وَإِنَّكَ لَعَلَىٰ خُلُقٍ عَظِيمٍ (68:4) Allah, Yang Maha Tinggi dan Maha Agung, berfirman: Sifat terpenting, atribut terbesar Nabi kita adalah akhlak yang baik. Beliau adalah manusia dengan perilaku yang paling teladan. Siapa pun yang ingin bergabung dengan Tariqah harus mengikuti jalan Nabi. Siapa yang tidak siap menempuh jalan akhlak yang baik, sebaiknya tidak bergabung. Mari kita tegaskan kembali di sini apa yang merupakan kebalikan dari Tariqah: yaitu Wahhabisme dan Salafisme. Ciri paling mencolok mereka adalah ketidaksopanan. Jadi, siapa pun yang mengatakan "Saya termasuk dalam Tariqah", tetapi tidak berperilaku sopan, usahanya sia-sia. Karena aturan pertama dalam Tariqah adalah akhlak yang baik. Syekh Besar Efendi, Syekh Abdullah, meminta Syekh Nazim Efendi menuliskan hal berikut: "At-tariqatu kulluha adab," katanya. Artinya: "Seluruh Tariqah didasarkan pada perilaku yang baik." Tanpa perilaku yang baik, tidak ada gunanya bergabung dengan Tariqah.
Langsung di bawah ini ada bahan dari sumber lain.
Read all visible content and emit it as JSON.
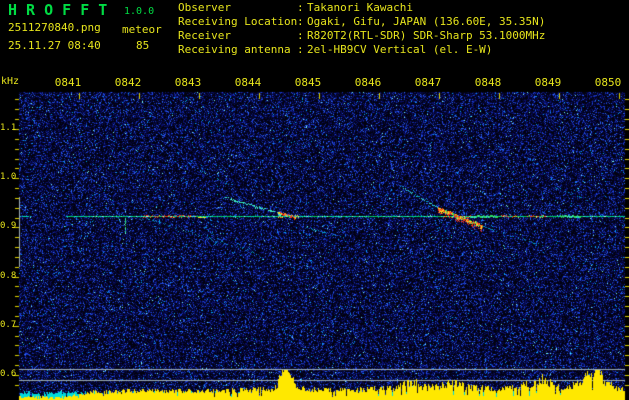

Carilah sesuatu yang lain. Kamu tidak dibutuhkan di sini. Tanpa perilaku yang baik, kamu tidak punya apa-apa. Tariqah tidak akan berguna bagimu. Apa itu perilaku yang baik? Ia mencakup segalanya. Perilaku yang baik berarti meminta izin. Dalam Al-Quran tertulis: Jika kalian masuk ke suatu tempat, jangan melompat melalui jendela atau melewati tembok. Masuklah melalui pintu. Datanglah ke pintu. Mintalah izin dengan sopan. Jika kalian diberi izin, masuklah. Jika tidak, jangan berdebat dengan pemilik rumah dan bertanya: "Mengapa kamu tidak membiarkan saya masuk?" Jangan bertengkar dengan orang lain. Jika mereka tidak memberi izin, kalian harus pergi, meskipun mereka tidak memberikan alasan. Tidak bisa masuk dengan paksa. Itu tidak sesuai dengan perilaku yang baik. Untuk segala sesuatu yang kamu ambil, kamu harus meminta izin. Apapun itu, jika milik orang lain, kamu harus meminta izin. Jika mereka tidak mengizinkan, kamu tidak bisa berbuat apa-apa. Jika kamu melakukannya dengan paksa, itu akan dihitung sebagai dosa bagimu. Kamu telah melanggar perintah dalam Al-Quran yang Suci. Perilaku baik dalam Tariqah adalah jalan terindah di dunia. Ia adalah cahaya bagi umat manusia. Siapa pun yang tidak mematuhinya tidak akan mendapatkan manfaat darinya. Sebaliknya, dia akan mendapatkan kerugian. Semoga Allah menolong kita semua. Mari kita tunjukkan perilaku yang baik. Perilaku yang baik adalah sifat Nabi kita. Semoga kita juga mengadopsi sifat ini.